Making cool glitched-up graphics from Ataris and Nintendos is old hat, but not much has been done with circuit bending slightly more modern consoles. [big pauper] found his old Sega Saturn in his grandma’s attic and wondered what secrets this forgotten box held. It turns out he can make some pretty cool sounds and even cooler glitched out graphics. The pic above is from Virtua Fighter; done correctly these glitched low-polygon graphics could easily find themselves in a very stylistic indie game.

Comments

  1. joe says:

    Can’t expect stone to hold up nearly as well. Bet it cracks after not too long. Seems to vibrate more than I would expect. Also would be nice to have the steam source in there too.

    Neat.

  2. Namesareoverated says:

    Battlebots back? Is this some kind of late 1° april fool? You better pray not to.

    • Daid says:

      Problem I see with all “battlebot” like shows is the armor strength of bots. Destruction is virtually none. And we love destruction.
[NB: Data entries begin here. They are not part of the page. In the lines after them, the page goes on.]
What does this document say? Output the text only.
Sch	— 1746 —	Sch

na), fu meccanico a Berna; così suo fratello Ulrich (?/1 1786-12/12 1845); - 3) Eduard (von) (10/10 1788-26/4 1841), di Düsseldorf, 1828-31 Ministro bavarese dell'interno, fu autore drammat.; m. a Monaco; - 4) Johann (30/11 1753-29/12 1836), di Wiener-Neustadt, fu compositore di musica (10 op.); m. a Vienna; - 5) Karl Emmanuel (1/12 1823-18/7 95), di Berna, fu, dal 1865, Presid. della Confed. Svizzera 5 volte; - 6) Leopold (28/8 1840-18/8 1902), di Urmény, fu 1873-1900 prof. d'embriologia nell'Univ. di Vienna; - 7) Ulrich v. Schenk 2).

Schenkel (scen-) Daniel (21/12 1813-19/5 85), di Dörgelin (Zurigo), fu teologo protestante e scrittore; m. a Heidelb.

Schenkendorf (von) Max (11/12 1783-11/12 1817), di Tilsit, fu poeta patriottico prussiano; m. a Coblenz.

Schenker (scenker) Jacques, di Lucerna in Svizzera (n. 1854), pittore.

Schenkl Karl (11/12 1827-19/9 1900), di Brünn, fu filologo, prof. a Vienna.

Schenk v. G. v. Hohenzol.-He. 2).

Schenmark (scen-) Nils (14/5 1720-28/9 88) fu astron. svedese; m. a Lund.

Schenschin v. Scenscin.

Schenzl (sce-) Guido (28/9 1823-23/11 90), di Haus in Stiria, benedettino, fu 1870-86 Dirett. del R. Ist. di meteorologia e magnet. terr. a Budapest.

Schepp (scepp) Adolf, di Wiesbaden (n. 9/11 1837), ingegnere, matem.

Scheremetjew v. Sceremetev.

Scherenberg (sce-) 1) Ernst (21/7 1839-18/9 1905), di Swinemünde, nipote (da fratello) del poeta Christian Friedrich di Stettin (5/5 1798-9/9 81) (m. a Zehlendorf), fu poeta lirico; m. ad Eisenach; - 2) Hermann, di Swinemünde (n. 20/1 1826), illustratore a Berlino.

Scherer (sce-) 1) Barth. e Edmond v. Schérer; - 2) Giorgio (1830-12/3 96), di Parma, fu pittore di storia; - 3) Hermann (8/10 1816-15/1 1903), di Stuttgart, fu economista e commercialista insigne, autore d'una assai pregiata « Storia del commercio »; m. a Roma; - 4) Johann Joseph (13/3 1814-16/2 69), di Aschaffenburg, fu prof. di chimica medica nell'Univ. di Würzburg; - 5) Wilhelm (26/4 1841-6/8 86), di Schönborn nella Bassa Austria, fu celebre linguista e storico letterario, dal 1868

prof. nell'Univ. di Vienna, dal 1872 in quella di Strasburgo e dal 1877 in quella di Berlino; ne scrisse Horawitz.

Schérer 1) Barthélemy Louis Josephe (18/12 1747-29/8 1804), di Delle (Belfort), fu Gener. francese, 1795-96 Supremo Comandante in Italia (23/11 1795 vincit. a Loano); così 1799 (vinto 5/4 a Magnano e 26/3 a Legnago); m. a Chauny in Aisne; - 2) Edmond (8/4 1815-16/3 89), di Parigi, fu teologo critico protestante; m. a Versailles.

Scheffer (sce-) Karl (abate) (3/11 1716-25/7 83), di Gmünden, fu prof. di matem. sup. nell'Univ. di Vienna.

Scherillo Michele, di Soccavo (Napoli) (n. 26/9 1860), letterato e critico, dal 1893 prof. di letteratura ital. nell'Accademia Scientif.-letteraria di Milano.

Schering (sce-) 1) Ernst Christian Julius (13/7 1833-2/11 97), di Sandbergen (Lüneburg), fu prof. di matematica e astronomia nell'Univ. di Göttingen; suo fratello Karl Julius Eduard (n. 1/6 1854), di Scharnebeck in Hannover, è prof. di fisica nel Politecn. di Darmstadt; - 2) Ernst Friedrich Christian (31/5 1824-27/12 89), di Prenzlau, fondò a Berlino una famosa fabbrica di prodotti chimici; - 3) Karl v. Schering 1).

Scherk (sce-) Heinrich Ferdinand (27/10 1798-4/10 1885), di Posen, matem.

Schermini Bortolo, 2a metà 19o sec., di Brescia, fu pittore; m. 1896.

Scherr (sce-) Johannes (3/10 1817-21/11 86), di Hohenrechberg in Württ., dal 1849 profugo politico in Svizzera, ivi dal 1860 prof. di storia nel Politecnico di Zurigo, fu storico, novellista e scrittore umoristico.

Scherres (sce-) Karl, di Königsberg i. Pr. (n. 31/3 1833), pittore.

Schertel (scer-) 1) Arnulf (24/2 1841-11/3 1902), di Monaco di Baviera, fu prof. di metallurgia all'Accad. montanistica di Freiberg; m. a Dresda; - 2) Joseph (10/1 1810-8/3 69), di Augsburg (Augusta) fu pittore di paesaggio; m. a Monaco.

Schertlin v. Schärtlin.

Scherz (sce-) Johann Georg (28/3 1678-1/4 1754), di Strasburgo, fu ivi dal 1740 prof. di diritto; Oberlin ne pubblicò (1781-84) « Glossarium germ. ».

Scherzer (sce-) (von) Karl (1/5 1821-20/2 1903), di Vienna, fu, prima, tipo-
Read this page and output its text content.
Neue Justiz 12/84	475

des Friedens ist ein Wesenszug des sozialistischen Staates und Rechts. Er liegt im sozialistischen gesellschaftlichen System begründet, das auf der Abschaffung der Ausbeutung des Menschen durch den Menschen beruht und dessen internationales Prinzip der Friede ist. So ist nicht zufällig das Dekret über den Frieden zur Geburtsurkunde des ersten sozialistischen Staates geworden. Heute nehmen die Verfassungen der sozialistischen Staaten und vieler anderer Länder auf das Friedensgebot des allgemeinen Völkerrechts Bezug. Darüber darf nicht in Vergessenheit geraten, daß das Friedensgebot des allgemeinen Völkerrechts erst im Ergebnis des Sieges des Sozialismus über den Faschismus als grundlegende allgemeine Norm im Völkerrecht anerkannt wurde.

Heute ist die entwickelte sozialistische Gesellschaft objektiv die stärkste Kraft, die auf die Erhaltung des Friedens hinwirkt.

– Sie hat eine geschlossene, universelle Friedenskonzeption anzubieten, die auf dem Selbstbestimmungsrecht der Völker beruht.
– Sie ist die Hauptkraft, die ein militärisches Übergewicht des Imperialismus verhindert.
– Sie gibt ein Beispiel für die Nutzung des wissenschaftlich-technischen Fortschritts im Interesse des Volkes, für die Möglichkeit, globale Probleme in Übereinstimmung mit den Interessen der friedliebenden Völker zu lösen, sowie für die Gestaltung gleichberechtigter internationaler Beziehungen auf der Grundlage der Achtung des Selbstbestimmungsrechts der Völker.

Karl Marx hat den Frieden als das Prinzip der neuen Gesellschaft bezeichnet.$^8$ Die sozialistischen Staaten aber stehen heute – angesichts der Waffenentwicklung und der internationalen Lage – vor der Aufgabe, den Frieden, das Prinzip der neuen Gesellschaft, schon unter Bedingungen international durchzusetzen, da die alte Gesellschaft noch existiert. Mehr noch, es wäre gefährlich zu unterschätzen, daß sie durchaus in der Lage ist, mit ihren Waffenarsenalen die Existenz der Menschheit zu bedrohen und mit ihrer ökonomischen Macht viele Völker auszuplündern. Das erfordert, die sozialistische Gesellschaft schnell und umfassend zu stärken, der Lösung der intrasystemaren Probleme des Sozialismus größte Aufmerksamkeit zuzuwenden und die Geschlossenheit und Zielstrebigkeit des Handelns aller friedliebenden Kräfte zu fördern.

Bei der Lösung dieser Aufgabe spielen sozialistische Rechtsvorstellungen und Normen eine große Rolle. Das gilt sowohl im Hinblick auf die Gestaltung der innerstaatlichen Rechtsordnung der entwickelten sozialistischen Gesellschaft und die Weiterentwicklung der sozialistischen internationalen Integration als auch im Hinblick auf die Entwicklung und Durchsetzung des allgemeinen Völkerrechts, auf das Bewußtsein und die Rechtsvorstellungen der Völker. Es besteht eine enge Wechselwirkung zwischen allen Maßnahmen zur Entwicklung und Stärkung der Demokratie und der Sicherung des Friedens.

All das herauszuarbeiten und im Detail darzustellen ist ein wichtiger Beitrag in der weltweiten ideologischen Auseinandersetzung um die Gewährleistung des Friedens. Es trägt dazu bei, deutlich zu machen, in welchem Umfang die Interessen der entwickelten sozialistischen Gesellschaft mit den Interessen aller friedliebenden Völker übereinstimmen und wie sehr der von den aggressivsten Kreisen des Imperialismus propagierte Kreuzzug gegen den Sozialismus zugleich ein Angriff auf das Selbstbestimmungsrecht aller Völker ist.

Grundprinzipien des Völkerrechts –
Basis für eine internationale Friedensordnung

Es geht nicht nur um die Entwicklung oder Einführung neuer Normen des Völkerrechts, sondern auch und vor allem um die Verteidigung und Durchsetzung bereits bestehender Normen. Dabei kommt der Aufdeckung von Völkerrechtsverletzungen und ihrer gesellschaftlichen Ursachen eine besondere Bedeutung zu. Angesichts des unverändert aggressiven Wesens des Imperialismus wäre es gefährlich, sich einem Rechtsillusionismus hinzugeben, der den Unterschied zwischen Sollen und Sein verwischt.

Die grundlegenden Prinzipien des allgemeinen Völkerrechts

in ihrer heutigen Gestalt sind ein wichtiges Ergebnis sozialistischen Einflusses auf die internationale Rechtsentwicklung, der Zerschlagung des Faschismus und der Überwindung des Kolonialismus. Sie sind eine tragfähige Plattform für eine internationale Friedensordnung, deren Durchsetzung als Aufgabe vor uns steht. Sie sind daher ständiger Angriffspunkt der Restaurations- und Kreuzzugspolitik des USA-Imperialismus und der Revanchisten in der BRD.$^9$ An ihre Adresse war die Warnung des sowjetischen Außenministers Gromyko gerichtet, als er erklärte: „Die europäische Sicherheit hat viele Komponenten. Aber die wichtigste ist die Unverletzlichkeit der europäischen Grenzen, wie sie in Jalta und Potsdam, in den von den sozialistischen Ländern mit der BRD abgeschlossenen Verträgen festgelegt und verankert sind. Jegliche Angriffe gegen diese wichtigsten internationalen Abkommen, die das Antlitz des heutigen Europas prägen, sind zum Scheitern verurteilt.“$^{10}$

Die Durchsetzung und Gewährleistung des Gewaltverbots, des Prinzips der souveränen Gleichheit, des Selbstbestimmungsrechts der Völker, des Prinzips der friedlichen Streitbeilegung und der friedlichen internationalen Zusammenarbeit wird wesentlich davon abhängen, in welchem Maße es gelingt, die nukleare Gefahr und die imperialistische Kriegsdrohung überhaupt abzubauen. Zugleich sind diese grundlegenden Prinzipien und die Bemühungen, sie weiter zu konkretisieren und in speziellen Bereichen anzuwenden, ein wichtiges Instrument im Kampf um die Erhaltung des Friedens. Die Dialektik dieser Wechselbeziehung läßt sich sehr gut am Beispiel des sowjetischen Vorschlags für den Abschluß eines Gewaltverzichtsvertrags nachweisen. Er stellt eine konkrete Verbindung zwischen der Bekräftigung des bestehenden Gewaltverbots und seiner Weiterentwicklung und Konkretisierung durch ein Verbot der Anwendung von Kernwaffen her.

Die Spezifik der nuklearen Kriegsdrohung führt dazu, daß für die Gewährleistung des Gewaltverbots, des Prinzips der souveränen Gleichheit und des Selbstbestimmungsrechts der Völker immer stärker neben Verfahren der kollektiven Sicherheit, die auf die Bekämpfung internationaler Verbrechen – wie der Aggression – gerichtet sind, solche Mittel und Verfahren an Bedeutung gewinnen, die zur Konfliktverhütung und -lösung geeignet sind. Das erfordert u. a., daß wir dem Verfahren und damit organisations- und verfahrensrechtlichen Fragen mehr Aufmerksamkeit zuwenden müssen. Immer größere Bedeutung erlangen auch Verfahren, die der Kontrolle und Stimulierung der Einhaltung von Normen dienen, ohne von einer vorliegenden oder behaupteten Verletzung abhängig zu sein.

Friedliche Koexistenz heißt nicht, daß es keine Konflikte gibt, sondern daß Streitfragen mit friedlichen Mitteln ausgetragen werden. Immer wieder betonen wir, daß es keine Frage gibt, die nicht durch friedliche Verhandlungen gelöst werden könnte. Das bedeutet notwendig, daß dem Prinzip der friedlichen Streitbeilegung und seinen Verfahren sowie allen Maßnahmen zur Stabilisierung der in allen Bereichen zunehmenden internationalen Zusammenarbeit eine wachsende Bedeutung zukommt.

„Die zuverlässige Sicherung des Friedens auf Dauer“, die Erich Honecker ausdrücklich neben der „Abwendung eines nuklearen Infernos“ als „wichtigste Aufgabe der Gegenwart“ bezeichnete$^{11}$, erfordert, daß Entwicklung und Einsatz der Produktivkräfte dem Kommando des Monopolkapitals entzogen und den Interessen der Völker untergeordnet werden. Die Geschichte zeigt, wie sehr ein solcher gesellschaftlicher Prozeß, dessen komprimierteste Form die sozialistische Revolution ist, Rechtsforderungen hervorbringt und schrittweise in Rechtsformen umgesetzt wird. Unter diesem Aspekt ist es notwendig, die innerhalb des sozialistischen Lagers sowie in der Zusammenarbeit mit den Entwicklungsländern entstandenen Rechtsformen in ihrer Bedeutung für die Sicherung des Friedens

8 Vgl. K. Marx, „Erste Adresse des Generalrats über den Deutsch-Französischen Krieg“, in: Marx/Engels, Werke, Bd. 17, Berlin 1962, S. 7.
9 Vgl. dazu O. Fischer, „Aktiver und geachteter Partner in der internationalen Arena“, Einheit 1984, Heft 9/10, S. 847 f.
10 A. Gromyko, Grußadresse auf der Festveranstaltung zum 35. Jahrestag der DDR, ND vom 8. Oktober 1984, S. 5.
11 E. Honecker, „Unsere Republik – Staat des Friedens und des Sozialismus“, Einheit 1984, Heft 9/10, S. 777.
      Set some serious weight limits and we’ll see destruction. Make a “balsa wood only” category for real destruction. It also would make it cheaper.

      • No One says:

        Well, a straight weight restriction won’t work since people will just have to move to super-strength materials like carbon fiber or armor-grade steel, possibly titanium alloy steel.

        I much prefer your idea of materials categories:
        May be up to N pounds excluding armor. Armor may be up to M pounds of balsa wood. That’d be cool.

        Also, if they varied the terrain more you could get rid of wedge dominance.

      • Dax says:

        The problem is of scale. The smaller you make things, the stronger they get in proportion.

        If the robot is small enough, even paper is like a coat of kevlar. If you make the robots the size of cars, then you’ll get bent metal and destruction.

      • kaluce says:

        The other problem I had with FIRST and battlebot programs is that the REALLY fun stuff cant be used. for example, guns of any sort, RF scramblers, etc.

        Instead we get several variations of wedges.

      • Daid says:

        Guess the limits should be on sertain materials, max weight of those materials, and a minimal size.

        Other then that, I would say, almost anything goes.

  3. David says:

    re: circuit bending: it’s official, I have gotten old. I don’t understand why anyone would want to play a game like that on purpose..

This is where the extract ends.